The Sensex and the Nifty edged down in a choppy trade on Tuesday as investors pared positions on risk aversion after a steep fall in Chinese equities, and on worries at home that the monsoon may be deficient.

The 30-share BSE index Sensex was down 46.73 points or 0.17 per cent at 27,831.54 and the 50-share NSE index Nifty was down 10.75 points or 0.13 per cent at 8,466.55.

Among BSE sectoral indices, IT index was the star-performer and was up 1.61 per cent, followed by consumer durables 1.15 per cent, TECk 0.96 per cent and capital goods 0.88 per cent. On the other hand, metal index succumbed to heavy selling pressure and was down 1.92 per cent, followed by healthcare 0.57 per cent, infrastructure 0.47 per cent and PSU 0.47 per cent.

Top five Sensex gainers were Tata Steel (+2.07%), Maruti (+2.03%), Infosys (+1.92%), TCS (+1.86%) and SBIN (+1.76%), while the major losers were GAIL (-4.43%), Coal India (-4.2%), Cipla (-2.87%), VEDL (-2.28%) and Lupin (-2.13%).

European shares opened slightly lower on Tuesday, after a weak trading session in Asia and relatively thin mid-August trading volumes offset a fairly buoyant set of corporate earnings updates.

The pan-European FTSEurofirst 300 index was down 0.3 per cent at 0712 GMT, with a dip in oil prices and weak metals prices hitting mining stocks.

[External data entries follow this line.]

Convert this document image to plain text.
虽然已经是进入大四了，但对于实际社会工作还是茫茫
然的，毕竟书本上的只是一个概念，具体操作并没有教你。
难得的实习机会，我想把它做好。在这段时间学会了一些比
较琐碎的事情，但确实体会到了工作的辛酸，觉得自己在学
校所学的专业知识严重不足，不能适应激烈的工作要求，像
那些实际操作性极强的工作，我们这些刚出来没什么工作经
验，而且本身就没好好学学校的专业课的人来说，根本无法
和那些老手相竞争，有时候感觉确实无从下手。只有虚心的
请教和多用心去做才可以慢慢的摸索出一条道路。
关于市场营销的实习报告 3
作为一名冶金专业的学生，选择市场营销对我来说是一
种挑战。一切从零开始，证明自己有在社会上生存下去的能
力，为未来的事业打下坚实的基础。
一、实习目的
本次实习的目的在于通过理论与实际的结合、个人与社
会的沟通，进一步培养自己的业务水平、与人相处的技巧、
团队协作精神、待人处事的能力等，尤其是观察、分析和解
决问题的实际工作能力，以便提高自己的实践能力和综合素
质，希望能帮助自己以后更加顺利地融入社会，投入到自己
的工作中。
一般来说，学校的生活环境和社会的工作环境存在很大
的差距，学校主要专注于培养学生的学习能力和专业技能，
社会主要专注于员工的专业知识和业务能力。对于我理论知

Asian shares fell to a two-year low on worries that cooling demand in China will weigh on the trade-reliant region. The Shanghai Composite Index closed down 6.1 per cent at 3,749.12 in its biggest daily decline since July 27, snapping a three-day winning streak.

India's monsoon deficit has widened to 10 per cent as a strengthening El Nino weather pattern trimmed rainfall, the weather department said on Monday, raising fears of the first drought in six years.

Meanwhile, ratings agency Moody's Investors Service cut its forecast for India's economic growth to around 7 per cent this year from 7.5 per cent because of lower-than-expected rainfall in the monsoon season.

"People are not keeping positions at higher levels because of monsoon uncertainty, they are booking profits," said Alex Mathews, head of research at Geojit BNP Paribas.